A Rigorous Benchmark with Multidimensional Evaluation for Deep Research Agents: From Answers to Reports

Published 2 Oct 2025 in cs.AI and cs.CL | (2510.02190v1)

Abstract: Artificial intelligence is undergoing the paradigm shift from closed LLMs to interconnected agent systems capable of external perception and information integration. As a representative embodiment, Deep Research Agents (DRAs) systematically exhibit the capabilities for task decomposition, cross-source retrieval, multi-stage reasoning, and structured output, which markedly enhance performance on complex and open-ended tasks.

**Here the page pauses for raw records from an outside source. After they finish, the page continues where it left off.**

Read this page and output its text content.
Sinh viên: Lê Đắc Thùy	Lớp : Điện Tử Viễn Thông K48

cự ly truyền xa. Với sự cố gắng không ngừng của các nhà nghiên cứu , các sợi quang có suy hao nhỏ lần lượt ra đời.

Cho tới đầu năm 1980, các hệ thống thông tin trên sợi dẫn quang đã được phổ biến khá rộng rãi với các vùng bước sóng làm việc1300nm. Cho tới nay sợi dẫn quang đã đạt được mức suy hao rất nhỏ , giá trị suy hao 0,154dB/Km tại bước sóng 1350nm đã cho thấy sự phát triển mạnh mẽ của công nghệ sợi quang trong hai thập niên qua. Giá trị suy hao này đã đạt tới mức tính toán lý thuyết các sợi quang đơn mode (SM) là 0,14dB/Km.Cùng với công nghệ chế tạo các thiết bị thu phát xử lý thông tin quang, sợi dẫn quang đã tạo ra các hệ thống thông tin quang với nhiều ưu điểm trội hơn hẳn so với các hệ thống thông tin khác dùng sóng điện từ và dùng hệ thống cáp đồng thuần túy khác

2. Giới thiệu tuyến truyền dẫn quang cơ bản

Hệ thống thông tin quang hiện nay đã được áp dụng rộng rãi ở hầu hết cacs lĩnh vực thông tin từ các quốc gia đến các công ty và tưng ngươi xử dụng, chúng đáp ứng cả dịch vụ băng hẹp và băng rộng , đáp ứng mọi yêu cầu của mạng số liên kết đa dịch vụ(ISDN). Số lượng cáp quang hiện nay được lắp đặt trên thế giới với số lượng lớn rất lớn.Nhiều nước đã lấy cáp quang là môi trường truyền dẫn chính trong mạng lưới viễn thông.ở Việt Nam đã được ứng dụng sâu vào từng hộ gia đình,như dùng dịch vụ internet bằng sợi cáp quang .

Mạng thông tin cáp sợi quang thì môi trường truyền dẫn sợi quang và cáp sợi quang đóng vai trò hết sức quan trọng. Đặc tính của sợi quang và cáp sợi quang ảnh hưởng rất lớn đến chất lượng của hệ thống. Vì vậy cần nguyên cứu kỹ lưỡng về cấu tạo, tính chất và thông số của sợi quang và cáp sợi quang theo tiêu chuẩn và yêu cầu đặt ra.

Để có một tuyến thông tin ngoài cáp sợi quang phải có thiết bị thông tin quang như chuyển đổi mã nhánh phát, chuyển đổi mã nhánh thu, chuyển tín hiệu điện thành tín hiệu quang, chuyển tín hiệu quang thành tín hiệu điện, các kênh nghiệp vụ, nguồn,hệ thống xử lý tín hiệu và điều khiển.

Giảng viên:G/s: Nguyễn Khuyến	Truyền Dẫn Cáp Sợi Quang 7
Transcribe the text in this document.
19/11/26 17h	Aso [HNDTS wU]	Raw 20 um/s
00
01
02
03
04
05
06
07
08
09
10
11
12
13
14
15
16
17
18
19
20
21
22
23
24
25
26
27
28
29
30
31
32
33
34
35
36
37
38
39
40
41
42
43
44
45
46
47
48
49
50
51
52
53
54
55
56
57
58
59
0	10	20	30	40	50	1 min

However, existing benchmarks remain deficient in evaluation dimensions, response formatting, and scoring mechanisms, limiting their capacity to assess such systems effectively. This paper introduces a rigorous benchmark and a multidimensional evaluation framework tailored to DRAs and report-style responses. The benchmark comprises 214 expert-curated challenging queries distributed across 10 broad thematic domains, each accompanied by manually constructed reference bundles to support composite evaluation. The framework enables comprehensive evaluation of long-form reports generated by DRAs, incorporating integrated scoring metrics for semantic quality, topical focus, and retrieval trustworthiness. Extensive experimentation confirms the superior performance of mainstream DRAs over web-search-tool-augmented reasoning models, yet reveals considerable scope for further improvement. This study provides a robust foundation for capability assessment, architectural refinement, and paradigm advancement in DRA systems.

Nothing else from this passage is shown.